I’m currently using AES (256) with CBC mode to encrypt data. I store the initialization vector with the encrypted data. Right now I’m just adding the IV to the beggining of the encrypted data, then on decrypt, reading it in as a hard coded length of bytes.
If the initialization vector length changes in the future, this method will break.
So my questions is:
Will longer AES key sizes in the future = longer IVs? Or, in other words, will the block size of AES change in the future?
If so, what would be the best way of dealing with this? Using the first byte as an indicator of how long the IV is, then reading in that many bytes?
Rijndael does support larger block sizes, but AES is currently fixed at a 128 bit block. It seems relatively unlikely that the larger Rijndael block sizes will be standardized by NIST, since this would effectively be a completely new algorithm, one that hasn’t been implemented by anyone.
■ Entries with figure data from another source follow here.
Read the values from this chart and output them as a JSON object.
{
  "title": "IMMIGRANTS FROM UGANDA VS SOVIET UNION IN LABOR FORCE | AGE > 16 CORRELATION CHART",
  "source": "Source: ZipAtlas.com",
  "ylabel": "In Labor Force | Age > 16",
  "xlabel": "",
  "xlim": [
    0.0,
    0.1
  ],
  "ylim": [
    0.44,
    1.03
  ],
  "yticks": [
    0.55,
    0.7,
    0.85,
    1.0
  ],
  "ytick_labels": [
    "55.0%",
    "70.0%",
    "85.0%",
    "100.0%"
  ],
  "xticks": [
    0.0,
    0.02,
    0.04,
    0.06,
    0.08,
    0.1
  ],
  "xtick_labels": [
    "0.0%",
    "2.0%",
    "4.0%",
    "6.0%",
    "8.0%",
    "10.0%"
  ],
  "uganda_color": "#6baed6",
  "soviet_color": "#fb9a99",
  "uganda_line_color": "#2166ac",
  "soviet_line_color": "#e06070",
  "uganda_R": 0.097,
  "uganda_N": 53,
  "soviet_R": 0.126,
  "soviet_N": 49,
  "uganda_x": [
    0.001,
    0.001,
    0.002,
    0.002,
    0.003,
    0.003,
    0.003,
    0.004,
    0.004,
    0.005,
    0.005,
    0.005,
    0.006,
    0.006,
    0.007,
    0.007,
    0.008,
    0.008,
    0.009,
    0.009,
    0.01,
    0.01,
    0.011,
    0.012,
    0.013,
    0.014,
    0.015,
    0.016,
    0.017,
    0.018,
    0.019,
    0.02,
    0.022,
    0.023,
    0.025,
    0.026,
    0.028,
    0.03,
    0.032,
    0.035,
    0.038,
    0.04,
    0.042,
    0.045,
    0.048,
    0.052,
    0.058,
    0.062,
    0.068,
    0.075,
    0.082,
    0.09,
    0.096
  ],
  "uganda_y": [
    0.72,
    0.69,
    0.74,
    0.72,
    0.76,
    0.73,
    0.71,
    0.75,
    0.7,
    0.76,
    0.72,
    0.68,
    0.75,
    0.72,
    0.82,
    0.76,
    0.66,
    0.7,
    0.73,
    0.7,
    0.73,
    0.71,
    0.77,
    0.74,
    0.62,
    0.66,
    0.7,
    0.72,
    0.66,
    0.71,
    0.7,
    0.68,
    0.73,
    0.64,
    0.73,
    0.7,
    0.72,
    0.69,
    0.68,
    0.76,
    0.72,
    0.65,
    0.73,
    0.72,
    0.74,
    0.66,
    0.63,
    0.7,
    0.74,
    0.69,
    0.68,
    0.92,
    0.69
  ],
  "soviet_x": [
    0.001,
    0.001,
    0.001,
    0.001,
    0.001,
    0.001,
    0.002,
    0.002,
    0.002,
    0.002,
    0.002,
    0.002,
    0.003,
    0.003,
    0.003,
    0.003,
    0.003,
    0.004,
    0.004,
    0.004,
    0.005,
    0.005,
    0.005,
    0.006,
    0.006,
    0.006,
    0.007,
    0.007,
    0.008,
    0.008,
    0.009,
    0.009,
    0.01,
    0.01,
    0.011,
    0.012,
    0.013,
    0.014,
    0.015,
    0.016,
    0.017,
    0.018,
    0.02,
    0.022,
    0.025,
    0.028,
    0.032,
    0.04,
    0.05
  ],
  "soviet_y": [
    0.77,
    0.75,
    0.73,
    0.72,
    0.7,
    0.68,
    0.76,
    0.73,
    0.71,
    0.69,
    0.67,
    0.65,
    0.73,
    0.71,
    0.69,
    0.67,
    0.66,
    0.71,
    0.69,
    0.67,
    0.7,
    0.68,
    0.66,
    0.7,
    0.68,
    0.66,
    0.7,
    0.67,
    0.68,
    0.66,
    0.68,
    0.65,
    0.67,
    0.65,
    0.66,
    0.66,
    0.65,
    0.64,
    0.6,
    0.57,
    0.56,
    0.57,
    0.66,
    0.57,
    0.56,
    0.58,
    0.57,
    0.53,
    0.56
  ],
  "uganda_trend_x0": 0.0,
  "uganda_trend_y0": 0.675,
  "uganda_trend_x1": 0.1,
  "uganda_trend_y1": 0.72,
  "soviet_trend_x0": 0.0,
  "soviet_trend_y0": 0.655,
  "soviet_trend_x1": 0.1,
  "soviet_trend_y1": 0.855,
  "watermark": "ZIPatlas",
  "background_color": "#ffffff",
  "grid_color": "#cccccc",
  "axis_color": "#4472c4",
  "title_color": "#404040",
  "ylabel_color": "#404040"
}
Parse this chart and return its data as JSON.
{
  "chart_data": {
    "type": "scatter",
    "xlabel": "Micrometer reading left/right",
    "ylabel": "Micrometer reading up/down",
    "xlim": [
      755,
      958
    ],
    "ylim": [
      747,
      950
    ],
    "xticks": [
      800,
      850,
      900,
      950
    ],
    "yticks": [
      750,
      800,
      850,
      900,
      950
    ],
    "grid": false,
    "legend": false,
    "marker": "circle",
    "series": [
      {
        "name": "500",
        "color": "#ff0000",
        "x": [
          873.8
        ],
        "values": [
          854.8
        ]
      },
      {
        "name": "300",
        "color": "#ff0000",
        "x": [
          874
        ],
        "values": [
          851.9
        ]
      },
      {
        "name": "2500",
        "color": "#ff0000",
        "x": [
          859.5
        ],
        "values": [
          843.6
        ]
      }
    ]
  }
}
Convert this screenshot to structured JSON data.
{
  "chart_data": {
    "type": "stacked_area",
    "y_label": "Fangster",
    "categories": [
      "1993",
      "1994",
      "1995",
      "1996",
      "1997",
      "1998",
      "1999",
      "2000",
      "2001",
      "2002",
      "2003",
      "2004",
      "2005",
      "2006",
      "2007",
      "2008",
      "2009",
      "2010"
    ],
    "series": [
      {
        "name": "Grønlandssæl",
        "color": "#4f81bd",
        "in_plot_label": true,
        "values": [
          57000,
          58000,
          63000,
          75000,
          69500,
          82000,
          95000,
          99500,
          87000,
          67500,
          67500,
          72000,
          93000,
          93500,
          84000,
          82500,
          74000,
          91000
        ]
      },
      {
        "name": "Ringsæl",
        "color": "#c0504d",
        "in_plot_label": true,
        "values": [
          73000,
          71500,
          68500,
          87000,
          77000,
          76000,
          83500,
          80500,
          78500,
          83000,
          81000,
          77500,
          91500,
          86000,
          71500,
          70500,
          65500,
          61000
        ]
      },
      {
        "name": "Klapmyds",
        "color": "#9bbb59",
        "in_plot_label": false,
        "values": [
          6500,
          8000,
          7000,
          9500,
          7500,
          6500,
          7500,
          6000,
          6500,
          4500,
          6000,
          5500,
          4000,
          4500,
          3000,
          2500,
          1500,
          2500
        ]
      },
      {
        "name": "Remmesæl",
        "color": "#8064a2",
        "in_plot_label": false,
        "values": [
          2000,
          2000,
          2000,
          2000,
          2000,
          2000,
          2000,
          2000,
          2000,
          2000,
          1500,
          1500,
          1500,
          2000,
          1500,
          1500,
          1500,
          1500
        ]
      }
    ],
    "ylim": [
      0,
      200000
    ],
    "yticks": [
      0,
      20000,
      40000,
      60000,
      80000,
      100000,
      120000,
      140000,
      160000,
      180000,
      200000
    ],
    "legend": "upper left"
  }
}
If NIST feels the need for block cipher with a larger size, it’s likely the would simply run a new contest.
However what I would recommend is that, rather than the IV length, you include near the start of your message some kind of algorithm identifier (a single byte is all you’ll need), which will allow you not just the flexibility to handle larger IVs, but also extend your format in other ways in the future, for instance a new algorithm. Eg 0 == AES-256/CBC, 1 == AES-256/GCM, 2=AES-2.0/CBC, 3=AES-256/CBC with special extra header somewhere, etc, etc.
PS – don’t forget to also use a message authentication code, since otherwise you expose yourself to a variety of easy message modification attacks.